Tracking the progress of Washington Post reporters Bob Woodward and Carl Bernstein (Robert Redford and Dustin Hoffman, respectively) as they try to get to the bottom of this odd little burglary in the Watergate Hotel, unearthing more and more government corruption in the process, the film is meticulous and relentlessly intelligent. There are no grand revelations shouted out in the middle of an interrogation, but forward progress comes instead from the admissions of people who have grown weary of the secrets they’ve been burdened to carry. Part of the beauty of the film is the way it shows how theory can transform into certainty, sometimes after careful rerouting. Even then, the burden of making the story absolutely unassailable is only beginning.

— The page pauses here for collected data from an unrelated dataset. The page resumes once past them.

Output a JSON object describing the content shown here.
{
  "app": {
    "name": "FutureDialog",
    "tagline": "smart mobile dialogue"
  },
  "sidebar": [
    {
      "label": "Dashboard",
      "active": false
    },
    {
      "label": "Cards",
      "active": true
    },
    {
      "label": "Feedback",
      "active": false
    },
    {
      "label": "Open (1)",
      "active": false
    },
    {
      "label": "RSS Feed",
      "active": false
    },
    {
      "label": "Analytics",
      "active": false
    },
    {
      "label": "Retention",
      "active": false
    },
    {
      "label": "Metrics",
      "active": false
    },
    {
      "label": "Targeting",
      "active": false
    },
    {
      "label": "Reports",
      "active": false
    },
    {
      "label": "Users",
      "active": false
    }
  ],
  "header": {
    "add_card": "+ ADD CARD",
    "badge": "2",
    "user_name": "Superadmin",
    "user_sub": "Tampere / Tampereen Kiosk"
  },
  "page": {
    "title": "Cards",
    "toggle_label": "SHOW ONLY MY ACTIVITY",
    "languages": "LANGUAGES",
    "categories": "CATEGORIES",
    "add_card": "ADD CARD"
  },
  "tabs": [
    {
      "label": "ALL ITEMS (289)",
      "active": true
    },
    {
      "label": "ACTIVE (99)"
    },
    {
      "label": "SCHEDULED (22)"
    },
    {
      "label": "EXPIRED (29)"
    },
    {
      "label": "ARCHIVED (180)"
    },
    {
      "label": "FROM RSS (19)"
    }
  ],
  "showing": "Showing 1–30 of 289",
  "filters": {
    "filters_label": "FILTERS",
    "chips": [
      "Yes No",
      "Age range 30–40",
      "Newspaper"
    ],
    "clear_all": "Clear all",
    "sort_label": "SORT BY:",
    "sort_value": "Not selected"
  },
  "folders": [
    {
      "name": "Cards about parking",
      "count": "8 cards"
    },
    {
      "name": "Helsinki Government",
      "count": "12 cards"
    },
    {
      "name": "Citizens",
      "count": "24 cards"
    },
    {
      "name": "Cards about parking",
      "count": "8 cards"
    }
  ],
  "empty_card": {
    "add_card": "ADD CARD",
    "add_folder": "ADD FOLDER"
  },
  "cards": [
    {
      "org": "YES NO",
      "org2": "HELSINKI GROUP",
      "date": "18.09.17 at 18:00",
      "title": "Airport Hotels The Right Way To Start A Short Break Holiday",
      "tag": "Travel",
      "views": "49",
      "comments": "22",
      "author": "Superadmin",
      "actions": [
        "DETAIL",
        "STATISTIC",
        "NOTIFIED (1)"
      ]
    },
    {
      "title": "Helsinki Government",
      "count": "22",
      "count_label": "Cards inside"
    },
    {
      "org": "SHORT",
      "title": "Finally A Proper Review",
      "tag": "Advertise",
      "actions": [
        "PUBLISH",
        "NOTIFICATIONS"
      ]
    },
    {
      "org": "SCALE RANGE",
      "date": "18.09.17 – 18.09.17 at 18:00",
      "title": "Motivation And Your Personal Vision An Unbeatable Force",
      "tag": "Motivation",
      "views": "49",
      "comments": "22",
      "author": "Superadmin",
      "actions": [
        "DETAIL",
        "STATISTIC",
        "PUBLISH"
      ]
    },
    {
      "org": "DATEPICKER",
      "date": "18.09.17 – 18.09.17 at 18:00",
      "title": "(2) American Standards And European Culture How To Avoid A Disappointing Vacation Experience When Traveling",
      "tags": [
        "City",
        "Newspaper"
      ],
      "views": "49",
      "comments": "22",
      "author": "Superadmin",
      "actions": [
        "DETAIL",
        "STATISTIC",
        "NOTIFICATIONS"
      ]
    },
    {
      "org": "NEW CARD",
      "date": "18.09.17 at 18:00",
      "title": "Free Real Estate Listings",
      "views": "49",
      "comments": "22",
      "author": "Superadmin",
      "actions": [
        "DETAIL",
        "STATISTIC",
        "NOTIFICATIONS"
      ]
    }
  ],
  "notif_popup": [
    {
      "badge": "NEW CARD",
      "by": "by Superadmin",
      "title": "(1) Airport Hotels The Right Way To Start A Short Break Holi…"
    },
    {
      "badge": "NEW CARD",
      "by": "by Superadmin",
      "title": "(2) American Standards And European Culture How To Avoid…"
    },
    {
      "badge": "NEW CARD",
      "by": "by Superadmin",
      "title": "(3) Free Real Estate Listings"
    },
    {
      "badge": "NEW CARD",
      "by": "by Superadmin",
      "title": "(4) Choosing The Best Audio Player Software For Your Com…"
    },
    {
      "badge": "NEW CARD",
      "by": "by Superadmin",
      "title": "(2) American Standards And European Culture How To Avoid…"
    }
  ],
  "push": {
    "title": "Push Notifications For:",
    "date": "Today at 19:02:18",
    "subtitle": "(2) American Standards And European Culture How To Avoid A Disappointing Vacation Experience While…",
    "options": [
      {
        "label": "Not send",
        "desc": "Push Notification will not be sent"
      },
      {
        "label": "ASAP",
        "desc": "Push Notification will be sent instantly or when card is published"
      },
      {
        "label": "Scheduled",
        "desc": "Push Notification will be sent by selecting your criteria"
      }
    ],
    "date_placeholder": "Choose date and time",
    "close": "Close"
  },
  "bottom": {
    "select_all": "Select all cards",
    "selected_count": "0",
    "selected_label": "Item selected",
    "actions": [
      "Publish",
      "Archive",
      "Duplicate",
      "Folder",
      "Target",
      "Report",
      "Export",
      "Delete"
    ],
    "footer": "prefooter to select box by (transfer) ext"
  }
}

As Post executive editor Ben Bradlee calmly but firmly notes as the paper is working on a lead that will change the trajectory of the story, “Now hold it, hold it. We’re about to accuse Haldeman, who only happens to be the second most important man in this country, of conducting a criminal conspiracy from inside the White House. It would be nice if we were right.”
Bradlee is played by Jason Robards in a performance that won him the first of two consecutive Oscars, and he’s flat-out terrific, albeit in a way that seems apart from commonplace award fodder. The character is fully lived-in. Robards doesn’t play Bradlee as a crusader, but instead as a guy running a paper, a man doing a job. Maybe it’s a job with the highest of stakes, but it’s still first and foremost a job. That’s the prevailing spirit of the entire film. The history of the nation was being made in a way that left massive wounds on the society’s trust in authority, but there’s nothing pious about the film, nothing that overtly signals its heady importance. Pakula is measured and sober in his approach, perhaps because the production was mounted while the actual events were still a fairly fresh memory or, it’s entirely possible, for no other reason than that’s how Pakula made movies. Regardless, it’s the exact right approach, managing to make the simple yet profound act of diligent perseverance into incredible engrossing cinema.